On a related note, I’ve been very happy with Mercurial. Its user interface is very nice, the underlying principles are sound, and the work-in-progress book by Bryan O’Sullivan is well-written and helpful. xmonad uses the distributed version control system darcs, and I tried to do similar tasks (keeping my local config in my personal repository while syncing with upstream) in darcs. While darcs has many interesting ideas, I ran into the serious performance problems almost immediately; and because darcs doesn’t really have any idea of a “changeset identifier” other than the log message, it’s pretty hard to use the command line to find out about various patches. Mercurial, on the other hand, was a breeze. There are certainly things I prefer about Subversion (documented internals with a stable API being the most obvious), but I should definitely experiment more with Mercurial (if for no other reason than to learn lessons that can be applied to Subversion and svk).

What are you really trying to do?

I’ve found that 99% of the time, when somebody asks a detailed technical question, the right first answer is “What are you really trying to do?” It’s often frustrating for the person who hears it; they think they understand their problem very well and that they’ve reduced it to a single technical point, but in reality approaching the issue from a completely different direction is the way to go. I ran into this with myself this morning when working on my thesis project, amock.

amock starts with a dynamic analysis of a Java program; it is implemented (for simplicity) as an offline analysis. The program is run in a special instrumented mode which dumps out a trace of every method called to a file, which is later processed by the actual analysis algorithm. In the trace generated by my instrumentation, every non-primitive object is assigned a unique integer ID, so that the processor can tell which object is which. It does this by using a weak identity hash map: a chimera of the standard Java classes WeakHashMap and IdentityHashMap.

The problem is, this doesn’t work for creating trace entries about constructors. When you’re calling a constructor, the semi-initialized object is this weird weird thing that you basically can’t examine at all… trying to do basically anything to it other than call ‘dup’ or call a constructor on it makes the verifier cry. Thus my instrumentation has to go to extra efforts to substitute a dummy ConstructorReceiver object into the calls to my tracer implementation, because you can’t actually pass a semi-initialized object to methods. This means that my trace entries for entering-constructor all have no idea which object they’re constructing, and there’s no good way to tell from the trace if two different entering-constructor entries refer to the same object (calling superclass constructors on it, say) or not. (The exiting-constructor entries do have an identity for the object, though, because the object is initialized by then).

So this morning I spent about an hour poring over the JVM spec and trying to come up with complicated instrumentations that would extract some information from this annoying uninitialized object. I had several different plans; for example, I started trying to work out how to instrument every single constructor in the system to add an extra object-id argument. I went to one of my labmates and tried to get advice on how to instrument the Java bytecode in order to somehow get this to work.

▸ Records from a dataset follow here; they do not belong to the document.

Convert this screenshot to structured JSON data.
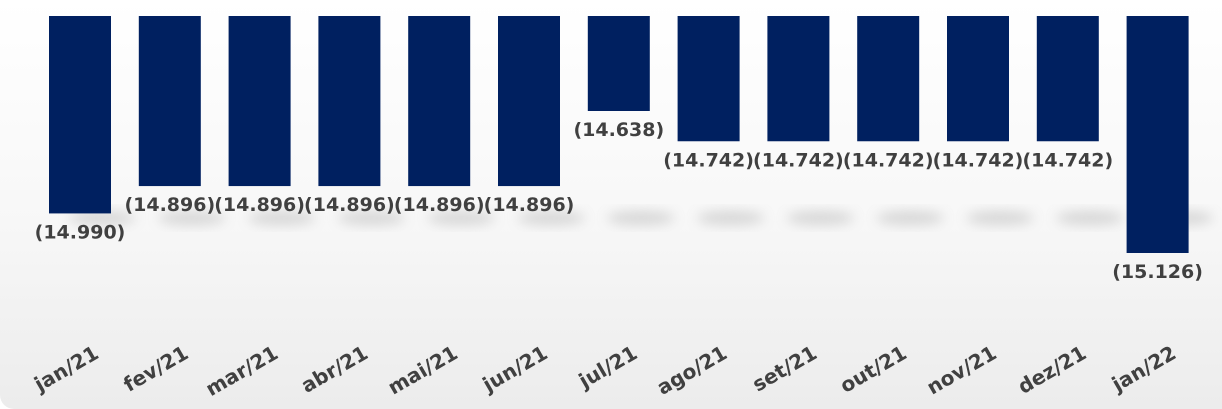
{
  "chart_data": {
    "type": "bar",
    "categories": [
      "jan/21",
      "fev/21",
      "mar/21",
      "abr/21",
      "mai/21",
      "jun/21",
      "jul/21",
      "ago/21",
      "set/21",
      "out/21",
      "nov/21",
      "dez/21",
      "jan/22"
    ],
    "values": [
      -14990,
      -14896,
      -14896,
      -14896,
      -14896,
      -14896,
      -14638,
      -14742,
      -14742,
      -14742,
      -14742,
      -14742,
      -15126
    ],
    "data_labels": [
      "(14.990)",
      "(14.896)",
      "(14.896)",
      "(14.896)",
      "(14.896)",
      "(14.896)",
      "(14.638)",
      "(14.742)",
      "(14.742)",
      "(14.742)",
      "(14.742)",
      "(14.742)",
      "(15.126)"
    ],
    "bar_color": "#002060",
    "label_color": "#404040",
    "title": "",
    "xlabel": "",
    "ylabel": "",
    "grid": false,
    "legend": "none"
  }
}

“What are you really trying to do?” he asked.

So I started explaining from the beginning. And suddenly it hit me: I didn’t need a fancier instrumentation. All I needed to do was write a braindead two-pass algorithm that reads in a trace file, matches entering-constructor and exiting-constructor entries, and spits out a trace with the additional information in it. It took me ten minutes and worked the first time.

You’ve got your microformat in my JavaScript!

A couple of years ago, when microformats were first created, I wrote a JavaScript-based renderer for hCalendar which I called JSCalendar. The idea is that wherever an event was mentioned on a web page, you would include hCalendar attributes in the description, so that the HTML was both human- and machine-readable; you’d then just include my JavaScript file an an empty <div> and voila, an attractive monthly calendar would appear on your site, fully stylable with CSS. I never ended up actually using JSCalendar for anything myself, but other folks apparently found it useful, and I get bug reports and suggestions every so often. It’s not exactly the best piece of software I ever created (and in fact was the first JavaScript I wrote), but hey, if it’s useful, might as well make it more easily available and make it easier for others to contribute patches to it.

So I’ve moved it to Google Code Hosting. I’ve also changed its name to js-hcalendar, since jscalendar was already the SourceForge name of a very nice embedded JavaScript calendar.

It’s alive!

It’s horribly hacky. The newest file is full of TODO comments and special cases. (The rest of the infrastructure is slightly less so.)

But!

amock can run a system test and automatically generate a passing unit test from it!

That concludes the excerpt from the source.